Lindenberg and colleagues aimed to study the effectiveness of PROTECT, a theory-driven, manualized, cognitive behavioral therapy–based indicated preventive group intervention, in the prevention of gaming disorder and internet use disorder in adolescents. The intervention is delivered in four sessions by a psychologist and targets changes in addictive reward processing and pathological cognitive mechanisms.

In a multicenter, cluster, randomized clinical trial, researchers recruited 422 adolescents (mean age, 15.11 years; 54.3% girls) across 33 high schools in Germany. Elevated symptoms of gaming disorder and unspecified internet use disorder were used as inclusion criteria for both the study and for symptom severity analyses.
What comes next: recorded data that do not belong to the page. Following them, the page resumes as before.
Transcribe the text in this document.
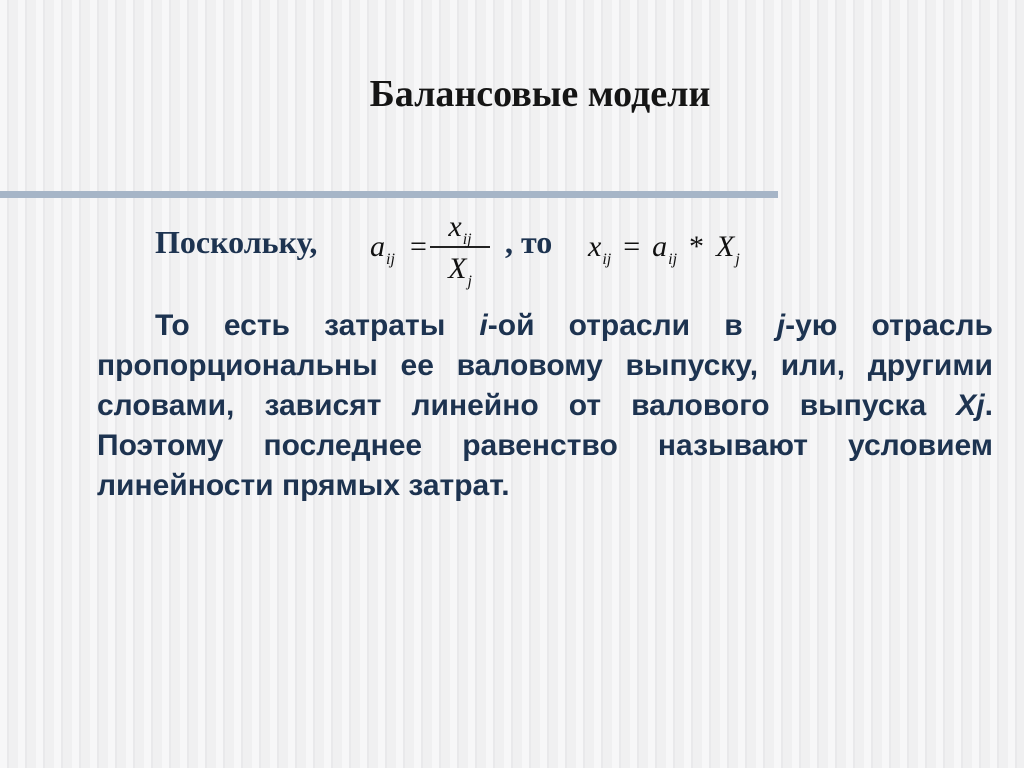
Балансовые модели
Поскольку, aij =
xij
Xj
, то xij = aij * Xj
То есть затраты i-ой отрасли в j-ую отрасль пропорциональны ее валовому выпуску, или, другими словами, зависят линейно от валового выпуска Xj. Поэтому последнее равенство называют условием линейности прямых затрат.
Participants were randomized to either the PROTECT intervention group or the assessment-only control group, with assessments at baseline, 1-month follow-up, 4-month follow-up and 12-month follow-up. The primary outcome was symptom severity along with incidence rates assessed after 12 months, and secondary outcomes included procrastination, depressive symptoms, social anxiety and problem behaviors.

Researchers found the PROTECT group showed a significantly greater reduction in symptom severity of gaming disorder or unspecified internet use disorder (11=–0.128; 95% CI, –0.246 - –0.011) compared with the control group, reflecting a 39.8% vs 27.7% reduction of symptoms over 12 months, respectively. The PROTECT group also demonstrated a significantly greater reduction in procrastination (11=–0.458; 95% CI, –0.735 - –0.180) over 12 months.

Researchers did not observe statistically significant between-group differences in incidence rates or other secondary outcomes.

“This intervention effectively reduced symptoms of gaming disorder or unspecified internet use disorder over 12 months, which is a clinically, scientifically and politically important step in dealing with this newly recognized disorder,” the researchers concluded. “Knowledge gained from this trial could be used in follow-up studies with larger samples and high-risk participants to confirm the reduction in incidence rates. Further research is needed to investigate the effectiveness of the PROTECT intervention in a routine setting in which educators deliver the intervention.”